La tarima

©Sandro Centurión
Antonio se va arrimando de a poco, como quien no quiere la cosa. Vio la muchedumbre y se quedó. Desde donde está no llega a verse el motivo de tal aglomeración. De curioso que es, se va metiendo entre la gente. Al principio pidiendo permiso después forzando el espacio entre los cuerpos. A mitad de camino siente que arrancan los aplausos, y para no quedar como desubicado él también aplaude.
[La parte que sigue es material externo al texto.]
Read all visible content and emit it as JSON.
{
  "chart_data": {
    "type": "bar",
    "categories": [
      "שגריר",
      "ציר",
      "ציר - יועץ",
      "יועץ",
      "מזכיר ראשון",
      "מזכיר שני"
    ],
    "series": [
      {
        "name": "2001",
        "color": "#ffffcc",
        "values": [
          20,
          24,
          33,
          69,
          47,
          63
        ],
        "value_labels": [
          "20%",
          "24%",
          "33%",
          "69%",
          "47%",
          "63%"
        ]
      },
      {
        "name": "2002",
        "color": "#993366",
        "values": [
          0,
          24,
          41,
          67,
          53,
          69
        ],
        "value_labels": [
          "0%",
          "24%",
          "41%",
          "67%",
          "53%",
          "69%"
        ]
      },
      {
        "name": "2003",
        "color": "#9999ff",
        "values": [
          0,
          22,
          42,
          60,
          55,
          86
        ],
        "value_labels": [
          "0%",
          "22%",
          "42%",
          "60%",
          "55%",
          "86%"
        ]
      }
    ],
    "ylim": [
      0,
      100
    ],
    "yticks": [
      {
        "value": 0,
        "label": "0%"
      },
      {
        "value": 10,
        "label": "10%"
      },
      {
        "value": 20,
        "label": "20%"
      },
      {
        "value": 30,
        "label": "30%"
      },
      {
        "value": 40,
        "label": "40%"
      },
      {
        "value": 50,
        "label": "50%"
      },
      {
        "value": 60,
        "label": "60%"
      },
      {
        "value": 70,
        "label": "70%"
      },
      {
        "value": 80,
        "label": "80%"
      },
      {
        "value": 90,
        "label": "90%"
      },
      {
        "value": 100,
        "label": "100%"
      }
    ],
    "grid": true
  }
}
A medida que se mete entre los cuerpos hacinados del gentío aumenta la fuerza de los aplausos, y Antonio también aumenta la fuerza del batir de sus manos. No debe estar lejos, ahora además de aplausos hay gritos silbidos y cánticos. Pronto, se ve saltando cantando y gritando emocionado hasta las lágrimas al igual que el resto. Es uno más del montón. Ahora, es difícil avanzar, no hay espacio. Nadie cede ni un milímetro de su lugar en la masa aplaudidora. Entonces, Antonio empuja, codea, patea, pellizca, araña y escupe. Ve caer gente delante de él, pero es tarde para la compasión, no se detiene. Hay que seguir. Avanza. Pisa cabezas, y sigue. Finalmente, llega al centro de la escena. Una pequeña tarima vacía lo sorprende. Alguien empuja y el envión lo sube a la tarima. Se produce un silencio repentino. Antonio se pone de pie, sonríe y levanta los brazos. La multitud enloquece y aplaude a destajo. Todos saben una verdad irrefutable. Lo que importa es aplaudir, para poder llegar a la tarima.